AINDA SOBRE AS RELAÇÕES ENTRE "FUNK" E MÍDIA HEGEMÔNICA

HUBERT ARANHA E HÉLIO DE LA PEÑA, DO CASSETA & PLANETA, INTERPRETANDO OS FUNQUEIROS MC FERROW E MC DEUMAL.

Repercutiu bem o texto que escrevi sobre as relações entre "funk" e mídia hegemônica.

É algo que observava há tempos, já desde 2003, quando interesses comerciais empurraram o DJ Marlboro para o Tim Festival, evento então considerado de cultura alternativa.

O "funk" sempre foi comercial, hipermidiático e hipermassificado.

Ele foi condicionado pelos valores difundidos pela mídia hegemônica, sendo, portanto, filho dela.

Mas o "funk" partiu por caminhos tendenciosos, depois que o jornalista Tim Lopes morreu.

O grande problema é que o "funk" fez más escolhas.

Primeiro, aboliu a figura do músico, reduziu-se a um karaokê e restringiu-se à dicotomia DJ e MC, às vezes com dançarinos. Músicos, nem em sonhos!

Tornou-se, portanto, um ritmo dançante e ultracomercial, com todo o seu rigor estético nivelado por baixo.

Nem no rock e nem no samba era assim.

No rock, havia desde o começo um instrumental primário, mas razoavelmente elaborado, e eventual acompanhamento de metais e, às vezes, de cordas.

Quando o samba era alvo de repressões policiais, episódio que muitos comparam ao "funk" de hoje, os batuques não só eram acompanhados de instrumentos como violão, cavaquinho e banjo, como já havia uma derivação chamada chorinho.

O "funk" ganhou estas aspas para se diferir do funk autêntico. Se bem que, durante muito tempo, o "funk" era chamado de rap, até que o hip hop passasse a ter uma cena forte no Brasil.

O funk autêntico tinha uma forte estrutura instrumental, grandes cantores, era marcado por melodias e ritmos intensos e não raro era acompanhado de grande orquestra.

Mas aí no Brasil tudo isso foi jogado fora e criou-se um ritmo simplório, que se preocupava quase sempre em parodiar cantigas de roda.

Naqueles tempos, começo da década de 1990, isso era risível. Mas seus intérpretes, hoje, exigem o mesmo tratamento que se dá a um Bob Dylan, por exemplo.

O que era funk, sem aspas, tornou-se simplório no Brasil. Nem a desculpa de sonoridade eletrônica procede, porque no caso de Afrika Bambattaa, lá nos EUA, havia instrumentistas, ao menos, tecladistas.

Só que o "funk" virou um pop comercial simplório para depois criar um discurso arrivista.

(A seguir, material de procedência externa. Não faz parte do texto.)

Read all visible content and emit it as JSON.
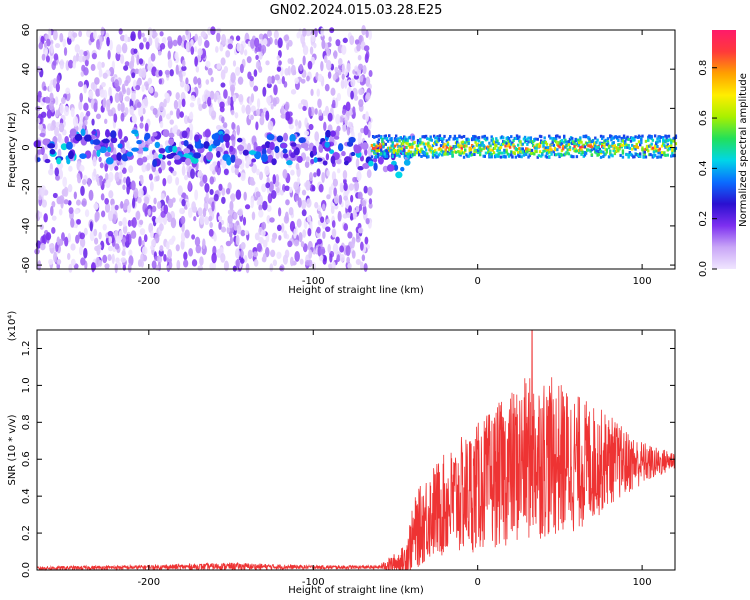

Primeiro promoveu um retrocesso sonoro para depois se vender pela falsa imagem de "vanguarda" e "esquerdismo".

Esse discurso veio depois de Tim Lopes e foi empurrado para as esquerdas em 2005, de uma maneira muito, muito estranha.

Afinal, o "funk" havia marcado sua onipresença em tudo quanto era veículo, produto e atração das Organizações Globo.

Do contrário que muitos tentam argumentar, a presença do "funk" na Globo não era apropriação desta àquele e nem um enfrentamento daquele a esta.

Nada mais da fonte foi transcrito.